Learning new languages
Last October I wrote about my progress and the
first release of bjxa. I published a reference
implementation of a BandJAM XA decoder in C able to reproduce bit-for-bit the
same audio output as
xa.exe. After that I reviewed DTXMania’s code, which to
this date I still can’t build completely on Linux with Mono.
I remember seeing years ago a piece of advice for developers, encouraging them to learn one new language each year, to challenge their comfort zone. While I never followed this advice, I think that learning a new language can be counter-productive if their isn’t an actionable project to back the learning. Porting bjxa to C# was a perfect excuse, since the scope is small enough and the language is somewhat familiar to Java which I already know.
My conclusions after conducting this work is that C# is indeed a much more pleasant language than Java. I’m still not satisfied with the code I came up with but it was enough to even challenge my C implementation and drive some improvements.

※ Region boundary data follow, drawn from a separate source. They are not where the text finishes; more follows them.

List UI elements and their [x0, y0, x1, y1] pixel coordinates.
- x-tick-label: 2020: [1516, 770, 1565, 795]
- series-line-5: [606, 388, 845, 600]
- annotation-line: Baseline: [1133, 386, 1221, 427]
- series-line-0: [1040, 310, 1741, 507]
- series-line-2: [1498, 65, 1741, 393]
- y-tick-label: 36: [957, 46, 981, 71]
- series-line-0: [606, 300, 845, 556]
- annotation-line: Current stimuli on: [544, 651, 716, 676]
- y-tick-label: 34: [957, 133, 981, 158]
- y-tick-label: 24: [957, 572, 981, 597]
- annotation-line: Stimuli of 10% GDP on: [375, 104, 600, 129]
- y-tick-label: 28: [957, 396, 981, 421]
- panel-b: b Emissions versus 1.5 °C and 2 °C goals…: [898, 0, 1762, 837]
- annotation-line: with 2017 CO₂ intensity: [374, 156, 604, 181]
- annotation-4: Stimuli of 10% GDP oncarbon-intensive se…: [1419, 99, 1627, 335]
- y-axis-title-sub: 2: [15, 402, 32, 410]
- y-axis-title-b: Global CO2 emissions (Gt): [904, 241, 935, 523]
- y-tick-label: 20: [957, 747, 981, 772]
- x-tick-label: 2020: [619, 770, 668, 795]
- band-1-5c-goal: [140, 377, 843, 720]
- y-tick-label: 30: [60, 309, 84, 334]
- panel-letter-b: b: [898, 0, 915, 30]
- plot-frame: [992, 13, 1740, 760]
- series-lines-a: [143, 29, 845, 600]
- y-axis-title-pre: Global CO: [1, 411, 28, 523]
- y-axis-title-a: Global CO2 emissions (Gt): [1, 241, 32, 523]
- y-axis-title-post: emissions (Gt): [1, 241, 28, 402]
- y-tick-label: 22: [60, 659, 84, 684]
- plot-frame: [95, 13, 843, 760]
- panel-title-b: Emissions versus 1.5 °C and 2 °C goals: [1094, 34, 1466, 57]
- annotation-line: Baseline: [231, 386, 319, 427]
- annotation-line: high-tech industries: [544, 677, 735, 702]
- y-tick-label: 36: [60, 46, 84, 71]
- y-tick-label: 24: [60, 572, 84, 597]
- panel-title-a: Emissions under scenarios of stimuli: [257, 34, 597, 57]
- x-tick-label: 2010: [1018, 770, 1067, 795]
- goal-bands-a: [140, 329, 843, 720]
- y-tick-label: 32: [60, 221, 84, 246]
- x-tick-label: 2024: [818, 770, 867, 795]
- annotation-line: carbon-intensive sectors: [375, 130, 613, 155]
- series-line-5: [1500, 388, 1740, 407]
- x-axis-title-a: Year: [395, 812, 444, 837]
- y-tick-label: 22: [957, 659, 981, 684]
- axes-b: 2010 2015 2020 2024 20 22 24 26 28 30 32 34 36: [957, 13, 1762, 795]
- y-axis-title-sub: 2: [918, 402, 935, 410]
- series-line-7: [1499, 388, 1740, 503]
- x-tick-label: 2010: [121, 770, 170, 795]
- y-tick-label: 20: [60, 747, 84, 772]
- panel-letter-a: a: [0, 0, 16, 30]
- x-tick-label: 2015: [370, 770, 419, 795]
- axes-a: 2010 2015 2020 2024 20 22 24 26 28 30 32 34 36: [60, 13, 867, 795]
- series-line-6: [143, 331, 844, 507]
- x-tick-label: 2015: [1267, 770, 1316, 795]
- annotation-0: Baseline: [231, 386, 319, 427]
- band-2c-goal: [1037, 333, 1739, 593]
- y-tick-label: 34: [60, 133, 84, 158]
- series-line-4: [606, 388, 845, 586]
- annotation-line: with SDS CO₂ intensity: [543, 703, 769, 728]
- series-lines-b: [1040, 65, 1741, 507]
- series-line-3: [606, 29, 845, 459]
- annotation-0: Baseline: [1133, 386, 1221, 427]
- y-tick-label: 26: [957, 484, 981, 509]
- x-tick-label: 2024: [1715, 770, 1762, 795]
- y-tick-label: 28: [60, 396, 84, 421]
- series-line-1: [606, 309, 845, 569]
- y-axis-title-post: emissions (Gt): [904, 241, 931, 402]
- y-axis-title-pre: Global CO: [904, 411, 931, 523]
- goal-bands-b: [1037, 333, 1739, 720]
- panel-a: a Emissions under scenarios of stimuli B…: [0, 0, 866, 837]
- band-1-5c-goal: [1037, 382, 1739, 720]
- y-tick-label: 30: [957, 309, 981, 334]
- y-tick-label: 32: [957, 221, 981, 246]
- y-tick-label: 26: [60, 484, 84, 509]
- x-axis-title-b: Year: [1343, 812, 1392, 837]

I then sent an email to the DTXMania maintainer in November to raise his awareness of BJXA and was greeted with deafening silence. This was of course my own fault for not creating an account and create a ticket on the project tracker, but that’s a consequence of a distinct lack of confidence.
That made me wonder about the languages I learned over the years and whether the total amount would average around one per year. Here is a list I could produce off the top of my head, in alphabetic order:
- POSIX shell
- x86 assembler (Intel syntax)
That’s a fair amount of languages, but I’m a beginner in most of them. For some of them I only learned them to write exactly one program or library for a transient need and never touched them again. Some I use out of necessity every once in a while but never became proficient, but I digress…
Reverse script kidding
Tools keep making astonishing progress in all areas, and even a beginner can get results pretty fast with the help of IDEs or similar tools. And yet, as I settled in programming my personal trend was to move away from such tools and instead learn underlying tools they tend to abstract away.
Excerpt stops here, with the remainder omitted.